"1. Machine papers can be printed in thin colours only, which means a thin, loose colour effect.

"2. In machine papers the whole of the various colours are printed at one operation, one on the top of another. In hand-printed papers, no colours touch each other until dry, and so each colour remains pure.

"3. Large surfaces, such as big leaves, large flat flowers, broad stripes that have to be printed in one colour, are never successful in machines, wanting solidity of colour. Hand-printed papers run no such risk.

"4. The machine limits the variety of papers to the flat kind; to flat surfaces supplied by the paper mills in reels.

"5. Flaws, irregularities, and so on, when occurring in machine goods, run through many yards, owing to the necessary rapidity of printing, and the difficulty of stopping the machine; whilst every block repeat of pattern in the hand-printed goods is at once visible to the printer, who rectifies any defect before printing another impression, and so controls every yard.

"6. The hand-printed papers, being printed from wood blocks (only dots and thin lines subject to injury being inserted in brass) show more softness in the printing than papers printed from machine rollers that have to be made in brass.
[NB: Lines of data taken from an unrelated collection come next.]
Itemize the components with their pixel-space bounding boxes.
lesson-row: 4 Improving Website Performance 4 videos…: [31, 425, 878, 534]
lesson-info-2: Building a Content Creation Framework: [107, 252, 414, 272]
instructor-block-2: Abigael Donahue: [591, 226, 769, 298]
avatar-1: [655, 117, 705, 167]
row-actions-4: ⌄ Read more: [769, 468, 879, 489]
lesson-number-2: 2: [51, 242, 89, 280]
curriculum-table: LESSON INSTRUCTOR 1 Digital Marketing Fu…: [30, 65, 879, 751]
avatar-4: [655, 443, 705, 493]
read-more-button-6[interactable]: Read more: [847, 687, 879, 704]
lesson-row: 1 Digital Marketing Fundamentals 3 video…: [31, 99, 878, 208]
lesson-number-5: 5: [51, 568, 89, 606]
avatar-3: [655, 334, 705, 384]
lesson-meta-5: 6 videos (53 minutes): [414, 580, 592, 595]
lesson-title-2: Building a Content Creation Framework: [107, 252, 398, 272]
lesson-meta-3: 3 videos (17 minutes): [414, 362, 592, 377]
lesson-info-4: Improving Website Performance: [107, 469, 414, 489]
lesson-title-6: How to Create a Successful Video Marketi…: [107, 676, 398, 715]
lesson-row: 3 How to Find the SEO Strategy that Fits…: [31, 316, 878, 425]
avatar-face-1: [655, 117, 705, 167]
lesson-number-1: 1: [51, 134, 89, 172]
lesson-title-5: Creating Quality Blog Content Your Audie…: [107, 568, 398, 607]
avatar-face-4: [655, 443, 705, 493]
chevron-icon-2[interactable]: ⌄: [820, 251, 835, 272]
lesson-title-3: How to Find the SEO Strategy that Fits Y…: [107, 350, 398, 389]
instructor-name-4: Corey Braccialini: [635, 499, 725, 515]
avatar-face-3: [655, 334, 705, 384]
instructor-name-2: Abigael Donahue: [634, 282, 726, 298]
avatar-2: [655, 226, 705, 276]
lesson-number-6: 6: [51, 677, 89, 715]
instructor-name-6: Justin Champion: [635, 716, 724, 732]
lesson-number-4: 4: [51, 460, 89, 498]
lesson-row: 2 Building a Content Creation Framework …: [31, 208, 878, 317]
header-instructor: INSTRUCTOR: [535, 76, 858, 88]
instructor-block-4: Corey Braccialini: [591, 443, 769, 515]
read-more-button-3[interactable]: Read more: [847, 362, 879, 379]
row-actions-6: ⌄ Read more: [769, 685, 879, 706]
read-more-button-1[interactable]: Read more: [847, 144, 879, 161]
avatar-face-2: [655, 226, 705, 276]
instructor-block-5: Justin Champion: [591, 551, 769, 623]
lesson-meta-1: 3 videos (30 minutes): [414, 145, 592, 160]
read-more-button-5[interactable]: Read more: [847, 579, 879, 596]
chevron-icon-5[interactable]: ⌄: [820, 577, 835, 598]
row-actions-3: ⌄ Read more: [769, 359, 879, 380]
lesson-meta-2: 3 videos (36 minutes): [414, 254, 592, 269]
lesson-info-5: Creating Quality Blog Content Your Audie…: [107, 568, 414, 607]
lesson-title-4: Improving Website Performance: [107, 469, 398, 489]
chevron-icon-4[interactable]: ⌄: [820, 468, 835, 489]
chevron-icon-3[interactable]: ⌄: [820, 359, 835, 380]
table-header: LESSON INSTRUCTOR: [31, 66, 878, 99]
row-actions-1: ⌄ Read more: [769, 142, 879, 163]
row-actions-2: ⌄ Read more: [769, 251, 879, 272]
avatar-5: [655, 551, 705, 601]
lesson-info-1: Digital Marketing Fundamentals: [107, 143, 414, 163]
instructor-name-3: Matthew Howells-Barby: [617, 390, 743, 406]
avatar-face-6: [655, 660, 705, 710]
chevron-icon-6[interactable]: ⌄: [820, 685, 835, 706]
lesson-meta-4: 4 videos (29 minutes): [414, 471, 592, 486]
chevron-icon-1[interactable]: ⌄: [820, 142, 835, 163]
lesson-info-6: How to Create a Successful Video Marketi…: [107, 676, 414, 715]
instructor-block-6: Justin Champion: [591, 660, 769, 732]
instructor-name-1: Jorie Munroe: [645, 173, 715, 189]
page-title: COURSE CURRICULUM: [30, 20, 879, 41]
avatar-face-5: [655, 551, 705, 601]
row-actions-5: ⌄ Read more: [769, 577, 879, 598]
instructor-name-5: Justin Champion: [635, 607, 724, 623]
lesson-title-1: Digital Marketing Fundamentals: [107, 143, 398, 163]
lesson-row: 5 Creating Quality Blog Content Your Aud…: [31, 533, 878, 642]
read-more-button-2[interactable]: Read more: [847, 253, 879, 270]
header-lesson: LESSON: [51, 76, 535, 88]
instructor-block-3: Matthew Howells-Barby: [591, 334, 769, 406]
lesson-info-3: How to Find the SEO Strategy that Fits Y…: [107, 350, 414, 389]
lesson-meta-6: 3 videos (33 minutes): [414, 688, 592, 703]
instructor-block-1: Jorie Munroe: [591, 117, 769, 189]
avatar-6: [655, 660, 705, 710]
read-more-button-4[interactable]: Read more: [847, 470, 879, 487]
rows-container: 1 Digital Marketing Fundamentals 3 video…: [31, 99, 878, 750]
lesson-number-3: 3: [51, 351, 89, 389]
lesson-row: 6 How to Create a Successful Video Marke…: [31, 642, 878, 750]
"7. The preparation of getting the machine colours in position, and setting the machine ready for printing, necessitates the turning out of at least a ream, or a half ream (five hundred or two hundred and fifty rolls) at once; whilst the equivalent in hand-printing is fifty to sixty rolls. It often happens that the design of a machine paper is approved of, whilst the colourings it is printed in are unsuited to the scheme. By the hand process, room quantities of even ten to fifteen pieces can be printed specially at from 15 per cent. to 20 per cent. advance in price, while the increase in cost for such a small quantity in machine paper would send up the price to ridiculous proportions."

The use of brass pins in the wood blocks is also a revival of the old method, as you will see from this interesting paragraph from a recent volume—Lewis F. Day's Ornament and Its Application:

"Full and crowded pattern has its uses. The comparatively fussy detail, which demeans a fine material, helps to redeem a mean one.

"Printed wall-paper, for example, or common calico, wants detail to give it a richness which, in itself, it has not. In printed cotton, flat colours look dead and lifeless. The old cotton printers had what they called a 'pruning roller,' a wooden roller (for hand-printing) into which brass pins or wires were driven. The dots printed from this roller relieved the flatness of the printed colours, and gave 'texture' to it. William Morris adopted this idea of dotting in his cretonne and wall-paper design with admirable effect. It became, in his hands, an admirable convention, in place of natural shading. The interest of a pattern is enhanced by the occurrence at intervals of appropriate figures; but with every recurrence of the same figure, human or animal, its charm is lessened until, at last, the obvious iteration becomes, in most cases, exasperating.